En ARTÍCULOS

Que el Señor Dios justifique a los impíos no se debe a que Él disfrute de la ficción, o que se deleite por una terrible paradoja de llamar justo a uno que en realidad es malvado; pero este hecho corre paralelamente al otro, de que ese impío es en realidad justo. Y que el impío, quien en sí mismo es y permanece malvado, al mismo tiempo es y continúa siendo justo, encuentra su razón y fundamento en el hecho de que Dios pone a este pobre, miserable y perdido pecador en unión con un Mediador infinitamente rico, cuyos tesoros son inagotables. Por esta unión, todas sus deudas son canceladas, y todos los tesoros fluyen para él. De tal manera que aunque continúa, por sí mismo, empobrecido, es a la vez inmensamente rico a causa de su unión con Cristo. Esta es la razón de por qué todo depende de la fe en el Señor Jesucristo; por qué esa fe es el vínculo de unión. Si no hay tal fe, no puede haber unión con Cristo y aún estás en tus pecados. Pero si hay fe, entonces la unión ha sido establecida, entonces existe, y puedes hacer obras ya no por tu propia cuenta, sino en unión con Él que es quien cancela todas tus deudas, mientras te hace receptor de todo Su tesoro.

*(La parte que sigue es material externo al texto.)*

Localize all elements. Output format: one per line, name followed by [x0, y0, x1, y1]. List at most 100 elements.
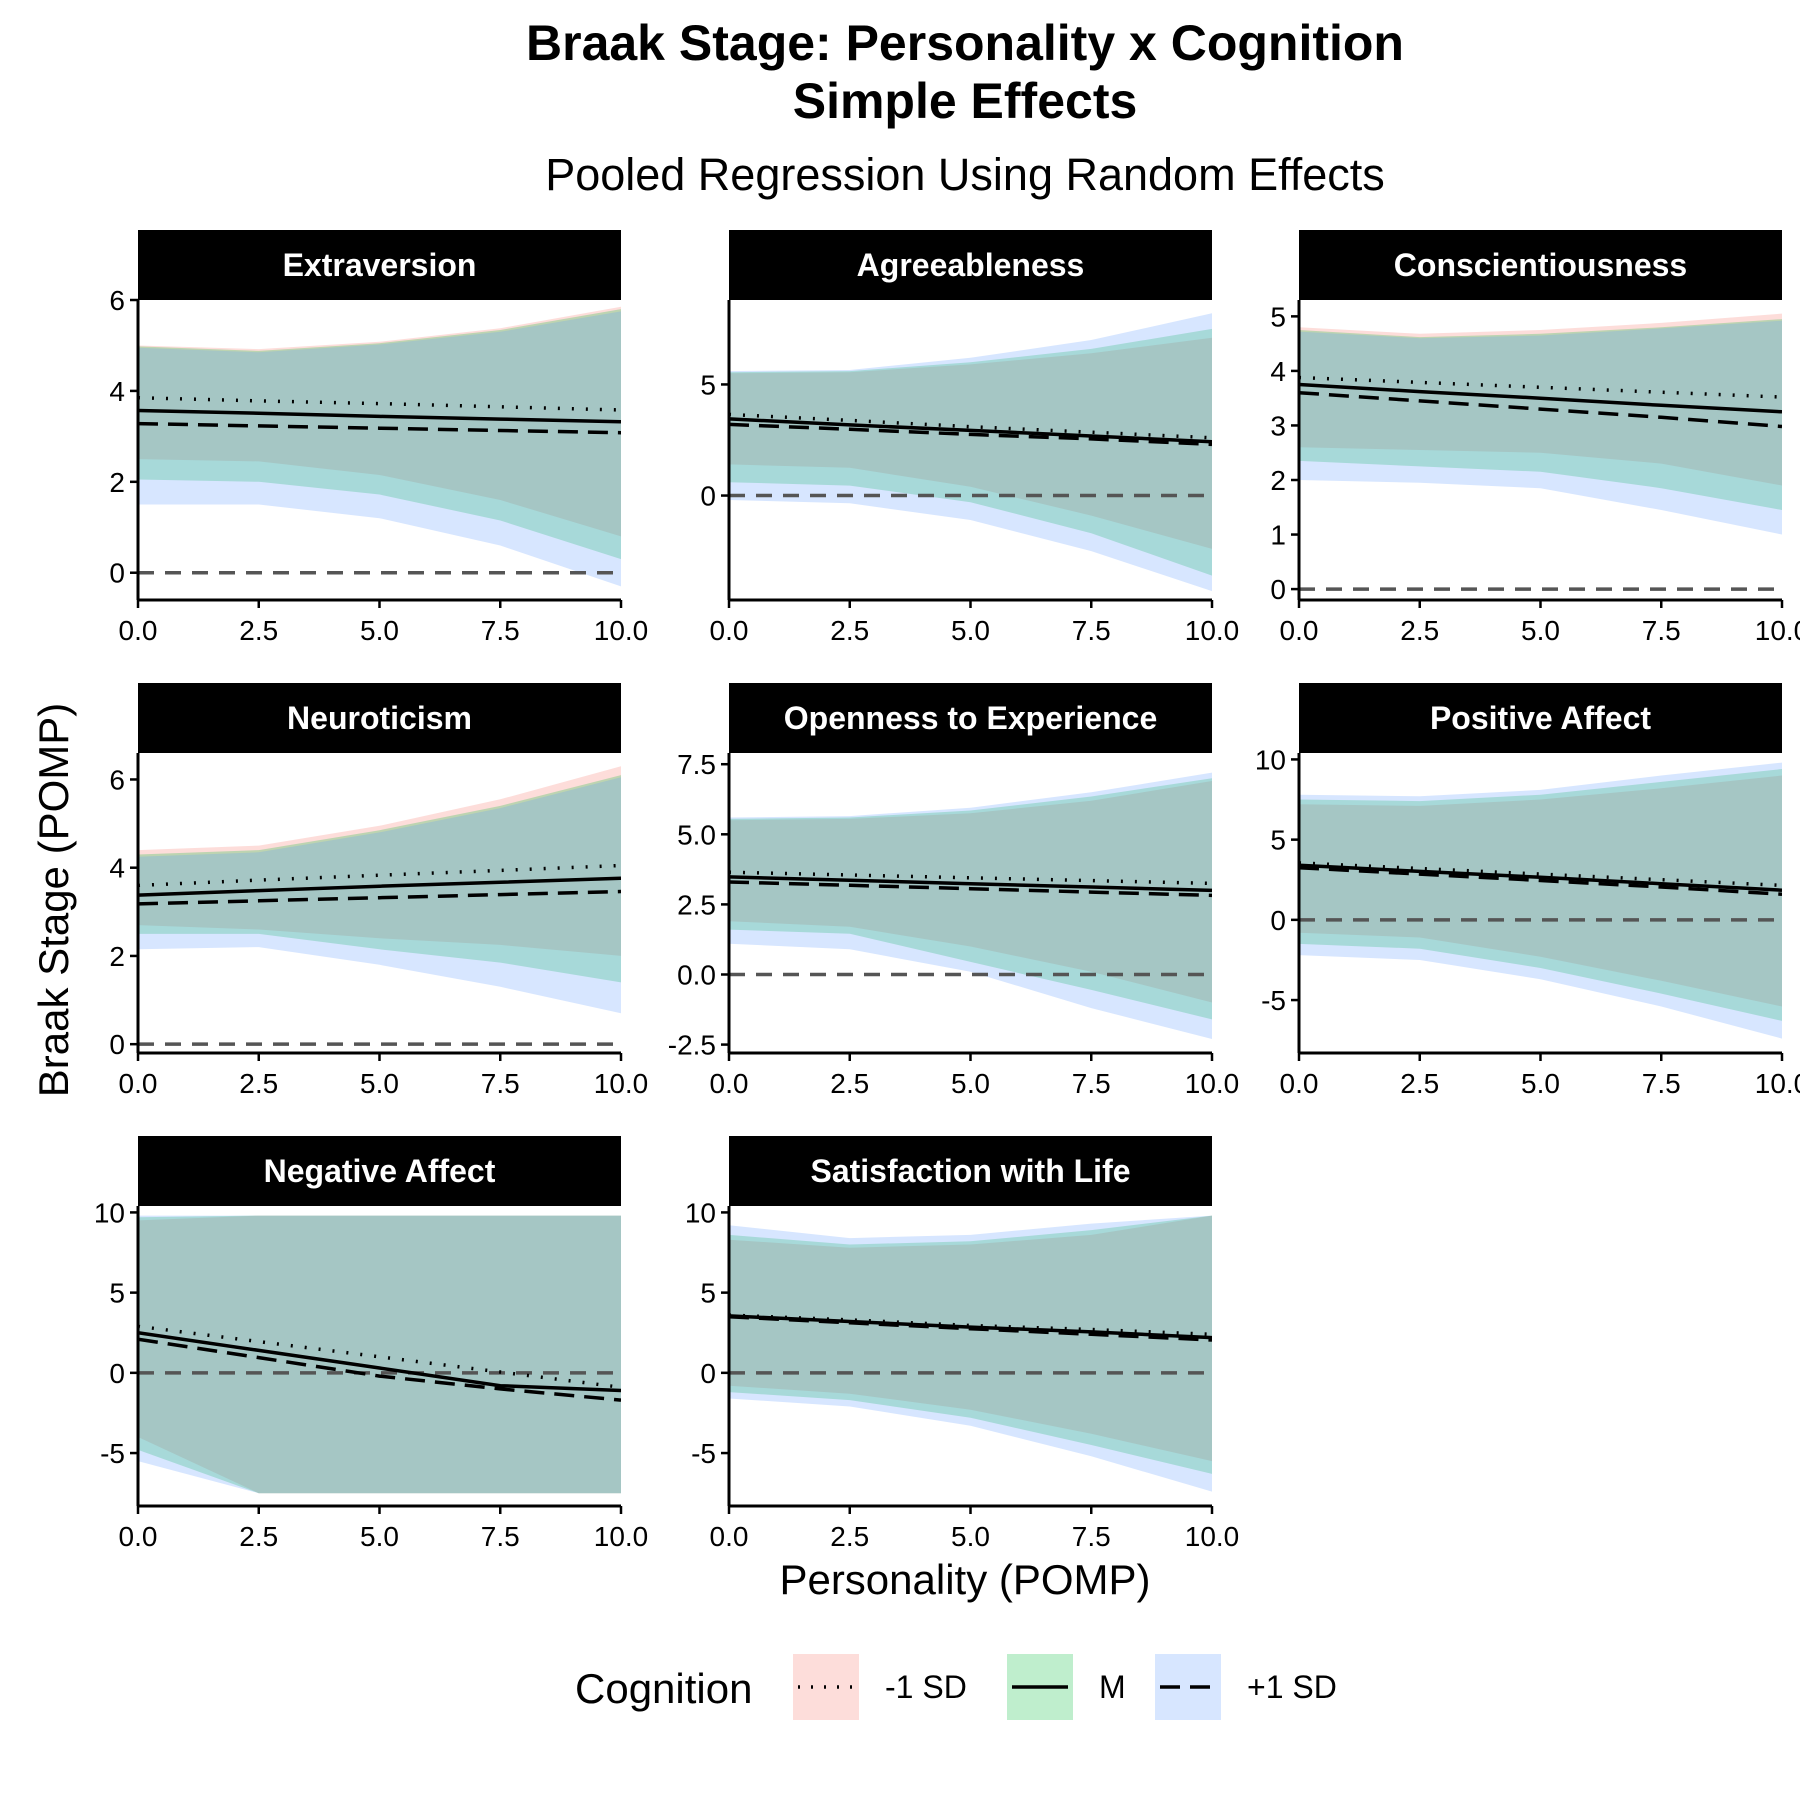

¿Cómo ha de entenderse esto? ¿Es la persona de Cristo quien nos acepta en esta unión? Y, como Dios ya no tiene que lidiar con nuestra pobreza, sino que ahora puede depender de las riquezas de Cristo, ¿nos cuenta entonces como buenos y justos? No, hermanos, y nuevamente, ¡no! No es así, y no puede ser presentado así; porque entonces no habría justificación por parte de Dios. Vosotros tenéis una cuenta que cobrar a un hombre que fracasó en un negocio, pero que fue aceptado como socio de un rico banquero, que canceló todas sus deudas. ¿Existe ahora la más mínima misericordia o bondad de vuestra parte, cuando endosan el cheque de ese hombre? Si hicieran lo contrario, ¿no estarían contradiciendo hechos sólidos y tangibles?

No, el Señor Dios no actúa de esa forma. Cristo no borra la deuda, y no obtiene para nosotros tesoros con otro método distinto al que Dios ha establecido; ni tampoco entra el impío, a través de la fe, en unión con Cristo independientemente del Padre; tampoco Dios, estando informado de estas transacciones, justifica al impío, que ya se había transformado en creyente. Porque entonces no habría honor para Dios, ni alabanza por Su gracia; no sería un impío sino, por el contrario, un creyente que ha sido justificado.

El tema no se tramita de esa forma. Fue el señor Dios, antes que nada, quien, sin diferenciar persona, y por lo tanto sin considerar la fe de la persona, sino de acuerdo a Su poder soberano, quien eligió una porción de los impíos para la vida eterna; no como juez, sino como Soberano. Pero siendo Juez además de Soberano, y por lo tanto incapaz de violar el derecho, Él que es quien ha elegido, el Dios Trino, también ha creado y dado todo lo que es necesario y requerido para la salvación; de manera que estas personas escogidas, en el momento apropiado y por los medios apropiados, puedan recibir y experimentar las cosas por las cuales finalmente se mostrará que todas las obras de Dios fueron majestuosas y todas su decisiones justas. Por eso encontramos este orden del Pacto de Gracia; y en este Pacto de Gracia, el ordenamiento del Mediador; y en el Mediador toda la satisfacción, justicia, y santidad, y de esa satisfacción, justicia, y santidad, primero la imputación, y después de eso el regalo.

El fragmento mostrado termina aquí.